28.2.13

Souvenir.



Normalmente, ele não prestaria atenção em nada a não ser nas baquetas bem seguras entre seus dedos. Mas aquela noite estava longe de ser normal. Enquanto tocava alguma balada que fazia o público levantar as mãos e balançá-las de um lado para o outro, ele observava. As notas continuavam a surgir naturalmente e  ele não atravessava a melodia em nenhum momento. Sua atenção, porém, estava dividida entre a música e uma garota.
Não admitiria para ninguém, mas seus olhos não saíam da camiseta que ela vestia. A estampa era caseira e dizia algo como "estou com o vocalista". Ela era, sem dúvidas, a pessoas mais animada do lugar. Mesmo durante aquela música, relativamente calma, ela estava pulando e apontando seus sorrisos para o cara atrás do microfone. Ela segurava uma cerveja em uma das mãos, mas sequer isso era impedimento para o balanço de seus braços. Só que ela não estava no ritmo das outras pessoas. Ela era acelerada; sempre metendo o pé, nunca usando o freio.
Era sempre assim, ele sabia bem. Por onde eles tocassem, lá estava ela. A namorada de seu melhor amigo bem poderia ser a sexta integrante ou a empresária ou a relações públicas da banda. Ela não perdia um único show. Nunca faltava, nunca reclamava das noites sem dormir ou - pior ainda - das noites passadas dentro do ônibus enquanto eles iam para outra cidade e para outro público.
Seu amigo gostava daquele cuidado todo. Costumava dizer que essa era a forma que ela tinha de demonstrar o orgulho que sentia dele.
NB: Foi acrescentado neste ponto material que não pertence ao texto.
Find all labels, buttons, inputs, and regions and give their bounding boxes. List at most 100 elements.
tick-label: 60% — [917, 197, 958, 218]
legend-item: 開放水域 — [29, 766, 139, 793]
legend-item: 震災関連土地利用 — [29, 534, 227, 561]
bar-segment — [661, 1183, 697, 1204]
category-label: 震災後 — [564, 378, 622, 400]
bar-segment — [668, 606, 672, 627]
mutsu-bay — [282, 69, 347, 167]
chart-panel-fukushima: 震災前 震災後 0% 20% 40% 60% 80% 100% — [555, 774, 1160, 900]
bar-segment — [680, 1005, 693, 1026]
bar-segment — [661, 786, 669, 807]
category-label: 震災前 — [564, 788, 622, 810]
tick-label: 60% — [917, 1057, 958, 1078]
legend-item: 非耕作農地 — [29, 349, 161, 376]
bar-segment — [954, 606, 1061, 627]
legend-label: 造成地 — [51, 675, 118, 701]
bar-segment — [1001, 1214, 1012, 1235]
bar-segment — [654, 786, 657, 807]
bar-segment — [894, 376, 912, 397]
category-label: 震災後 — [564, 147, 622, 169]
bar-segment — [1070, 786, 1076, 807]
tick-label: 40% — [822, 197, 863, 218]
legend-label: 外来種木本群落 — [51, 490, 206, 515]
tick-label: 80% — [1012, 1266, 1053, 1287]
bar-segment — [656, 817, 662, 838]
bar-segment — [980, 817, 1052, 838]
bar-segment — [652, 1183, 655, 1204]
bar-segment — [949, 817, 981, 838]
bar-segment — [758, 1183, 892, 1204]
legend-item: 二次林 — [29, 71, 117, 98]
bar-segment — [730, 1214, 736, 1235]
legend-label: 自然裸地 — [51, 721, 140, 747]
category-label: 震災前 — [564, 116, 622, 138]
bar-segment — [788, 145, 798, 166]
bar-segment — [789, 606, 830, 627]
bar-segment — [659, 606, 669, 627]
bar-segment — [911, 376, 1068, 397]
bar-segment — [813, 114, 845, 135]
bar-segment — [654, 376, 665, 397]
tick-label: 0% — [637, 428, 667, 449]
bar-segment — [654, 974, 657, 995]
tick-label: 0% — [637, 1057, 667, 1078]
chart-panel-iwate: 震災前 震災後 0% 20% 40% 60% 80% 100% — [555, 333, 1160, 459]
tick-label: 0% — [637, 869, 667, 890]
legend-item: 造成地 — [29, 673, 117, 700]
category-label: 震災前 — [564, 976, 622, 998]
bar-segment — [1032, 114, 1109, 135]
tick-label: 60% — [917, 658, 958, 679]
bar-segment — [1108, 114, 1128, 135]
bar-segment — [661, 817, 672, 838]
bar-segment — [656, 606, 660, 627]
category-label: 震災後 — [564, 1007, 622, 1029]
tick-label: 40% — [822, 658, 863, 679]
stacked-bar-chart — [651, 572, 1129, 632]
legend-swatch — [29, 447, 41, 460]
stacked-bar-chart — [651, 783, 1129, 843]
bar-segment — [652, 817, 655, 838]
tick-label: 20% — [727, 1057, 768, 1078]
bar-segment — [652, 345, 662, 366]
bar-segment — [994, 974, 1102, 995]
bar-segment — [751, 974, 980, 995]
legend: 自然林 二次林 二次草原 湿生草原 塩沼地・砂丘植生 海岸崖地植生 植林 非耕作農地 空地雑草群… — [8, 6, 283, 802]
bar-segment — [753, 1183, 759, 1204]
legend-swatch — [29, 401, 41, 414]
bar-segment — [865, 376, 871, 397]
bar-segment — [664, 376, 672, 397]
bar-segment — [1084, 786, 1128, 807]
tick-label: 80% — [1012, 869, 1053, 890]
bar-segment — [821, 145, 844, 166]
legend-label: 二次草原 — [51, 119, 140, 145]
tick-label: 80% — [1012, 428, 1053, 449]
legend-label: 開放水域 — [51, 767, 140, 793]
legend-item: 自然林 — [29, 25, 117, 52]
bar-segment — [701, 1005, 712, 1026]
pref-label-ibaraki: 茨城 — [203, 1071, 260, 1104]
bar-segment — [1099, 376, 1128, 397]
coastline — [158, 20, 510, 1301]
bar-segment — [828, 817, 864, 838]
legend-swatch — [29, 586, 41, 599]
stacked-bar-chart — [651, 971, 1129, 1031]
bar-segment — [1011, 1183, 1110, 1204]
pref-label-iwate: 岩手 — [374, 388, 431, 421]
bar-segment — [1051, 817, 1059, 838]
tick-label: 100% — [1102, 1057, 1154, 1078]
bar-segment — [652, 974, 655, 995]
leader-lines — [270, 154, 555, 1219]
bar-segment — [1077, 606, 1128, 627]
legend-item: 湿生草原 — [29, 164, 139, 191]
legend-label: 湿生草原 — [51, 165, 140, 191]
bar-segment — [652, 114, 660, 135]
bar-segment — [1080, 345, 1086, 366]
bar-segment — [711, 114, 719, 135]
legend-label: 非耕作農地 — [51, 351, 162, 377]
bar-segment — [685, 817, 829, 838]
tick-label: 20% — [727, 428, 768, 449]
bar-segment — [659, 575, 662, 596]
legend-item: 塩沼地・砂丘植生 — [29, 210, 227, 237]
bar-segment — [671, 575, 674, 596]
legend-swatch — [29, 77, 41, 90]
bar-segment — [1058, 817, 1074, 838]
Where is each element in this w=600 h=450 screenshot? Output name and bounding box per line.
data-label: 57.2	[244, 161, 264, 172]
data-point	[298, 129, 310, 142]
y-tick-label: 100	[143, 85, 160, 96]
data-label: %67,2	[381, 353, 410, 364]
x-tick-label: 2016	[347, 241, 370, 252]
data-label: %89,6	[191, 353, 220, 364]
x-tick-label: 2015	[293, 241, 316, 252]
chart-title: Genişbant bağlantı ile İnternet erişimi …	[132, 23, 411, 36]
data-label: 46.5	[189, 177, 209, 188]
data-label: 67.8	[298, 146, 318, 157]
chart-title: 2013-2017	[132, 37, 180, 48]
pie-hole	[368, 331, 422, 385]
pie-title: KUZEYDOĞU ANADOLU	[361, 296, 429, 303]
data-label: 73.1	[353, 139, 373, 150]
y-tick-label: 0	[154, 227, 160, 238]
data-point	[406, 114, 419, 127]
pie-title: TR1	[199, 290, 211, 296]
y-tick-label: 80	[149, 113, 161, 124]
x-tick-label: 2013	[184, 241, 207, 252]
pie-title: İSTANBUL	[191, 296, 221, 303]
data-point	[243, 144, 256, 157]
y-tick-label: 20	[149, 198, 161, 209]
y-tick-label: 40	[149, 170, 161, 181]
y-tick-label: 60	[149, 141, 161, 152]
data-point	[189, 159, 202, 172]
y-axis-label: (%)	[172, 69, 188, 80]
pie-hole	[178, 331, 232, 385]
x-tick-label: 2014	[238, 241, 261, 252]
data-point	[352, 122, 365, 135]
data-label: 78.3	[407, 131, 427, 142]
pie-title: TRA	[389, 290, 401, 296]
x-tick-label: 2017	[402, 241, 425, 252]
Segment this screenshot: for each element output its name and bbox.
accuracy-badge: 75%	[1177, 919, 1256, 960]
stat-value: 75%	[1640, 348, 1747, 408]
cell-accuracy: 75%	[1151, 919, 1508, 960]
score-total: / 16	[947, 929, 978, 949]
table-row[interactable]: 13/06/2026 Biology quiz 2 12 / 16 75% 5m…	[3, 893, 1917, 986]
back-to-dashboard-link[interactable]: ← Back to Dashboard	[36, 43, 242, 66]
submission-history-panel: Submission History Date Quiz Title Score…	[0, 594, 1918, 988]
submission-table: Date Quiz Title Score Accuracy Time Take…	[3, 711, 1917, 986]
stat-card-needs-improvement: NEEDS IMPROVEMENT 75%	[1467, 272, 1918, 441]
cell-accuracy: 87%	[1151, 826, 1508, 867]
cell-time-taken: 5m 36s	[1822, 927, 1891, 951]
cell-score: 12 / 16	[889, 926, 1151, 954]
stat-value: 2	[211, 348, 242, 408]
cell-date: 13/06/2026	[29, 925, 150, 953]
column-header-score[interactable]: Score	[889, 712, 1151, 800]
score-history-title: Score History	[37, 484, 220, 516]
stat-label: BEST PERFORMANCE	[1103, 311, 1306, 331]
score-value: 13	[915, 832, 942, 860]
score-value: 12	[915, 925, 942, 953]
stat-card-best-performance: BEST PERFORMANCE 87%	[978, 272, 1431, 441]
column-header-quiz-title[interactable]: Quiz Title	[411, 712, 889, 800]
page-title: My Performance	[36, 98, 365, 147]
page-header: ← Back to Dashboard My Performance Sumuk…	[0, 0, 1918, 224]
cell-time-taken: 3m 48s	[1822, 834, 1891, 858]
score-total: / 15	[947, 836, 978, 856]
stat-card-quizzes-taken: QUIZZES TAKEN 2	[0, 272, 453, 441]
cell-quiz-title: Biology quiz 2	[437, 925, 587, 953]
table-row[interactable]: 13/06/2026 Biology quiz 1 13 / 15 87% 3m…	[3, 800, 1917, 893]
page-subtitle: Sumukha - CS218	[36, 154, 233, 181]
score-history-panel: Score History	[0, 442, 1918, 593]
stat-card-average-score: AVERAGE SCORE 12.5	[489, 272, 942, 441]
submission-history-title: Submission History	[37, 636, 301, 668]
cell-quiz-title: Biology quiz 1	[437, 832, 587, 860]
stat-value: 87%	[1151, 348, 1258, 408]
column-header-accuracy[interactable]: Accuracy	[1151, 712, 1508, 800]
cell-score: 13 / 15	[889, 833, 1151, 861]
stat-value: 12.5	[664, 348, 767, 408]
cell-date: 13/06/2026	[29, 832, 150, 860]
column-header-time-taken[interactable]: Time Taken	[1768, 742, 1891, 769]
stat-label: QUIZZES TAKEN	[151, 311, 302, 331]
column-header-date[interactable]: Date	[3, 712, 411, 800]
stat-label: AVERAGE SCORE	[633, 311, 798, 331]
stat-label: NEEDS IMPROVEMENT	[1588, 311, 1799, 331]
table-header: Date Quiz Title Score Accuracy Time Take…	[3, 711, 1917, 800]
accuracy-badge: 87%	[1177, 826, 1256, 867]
Mas o que o fazia mesmo prestar atenção naquela mulher não era exatamente ela. Era o contraste e a contradição que ela criava ao estar perto de outra garota. Uma que já fora dele.
Sua garota não havia aparecido em nenhum show desde o término do namoro. E ele chegara a pensar que jamais voltaria a vê-la enquanto respirasse. Mas ali estava ela. Sem camisetas nem braços em movimento. Apenas ela. Observando as pessoas e bebericando de uma garrafa d'água de vez em quando.
O que doía era que, um dia, há muito tempo, ela fora como a empresária honorária. Camiseta e tudo. Todo mundo costumava dizer que ele tinha sorte, que a frase "estou com o baterista" era rara de ser vista por aí, pois quase ninguém ligava para o baterista ou para o baixista ou para o guitarrista. Eles nunca estavam  sob os holofotes nem nunca conseguiam tanta atenção feminina quanto o cara que colocava sua voz nas músicas.
Mas ela era diferente. Sempre fizera questão de gritar que estava namorando o cara mais talentoso da banda. Quando um show terminava e eles passavam do palco para o bar, ela ficava brincando com suas baquetas enquanto ele bebia uma cerveja para encerrar a noite. Ninguém tocava em suas baquetas além dela. E já fazia muito tempo que aqueles pedaços de madeira não sentiam um toque que não fosse o dele.
E o tempo era mesmo a questão. Dois anos. Tempo demais. Só agora ele percebia. O que diziam sobre perspectiva era mesmo verdade. Agora ele via o quanto fora um idiota.
Antes, na época em que tinha tudo nas mãos, ele costumava não gostar daquelas camisetas exibicionistas. Sempre pedia para que ela não as usasse, sempre dizia que ela falava alto demais ou bebia demais ou dançava demais. E, claro, era foi se cansando e se fechando e se transformando em alguém que ele sequer reconhecia.
Ali estava um pouco dela, quieta e pensativa. Nem uma vez olhara na direção dele. Parecia que sequer tinha tomado conhecimento de que a banda sobre o palco era a mesma que tocava uma canção que possuía seu nome como título.
Mas aquele novo cara reapareceu com as bebidas e ela retornou à vida. Para ele, ela sorria. Para ele, ela erguia as mãos e então as colocava ao redor do pescoço masculino. Para ele, ela cantava baixinho ao pé do ouvido.
Só a camiseta estava faltando. Esse parecia ser um souvenir que ficaria na memória dele para sempre, decidido a torturá-lo. Para ela, aquilo já estava em um passado muito, muito distante.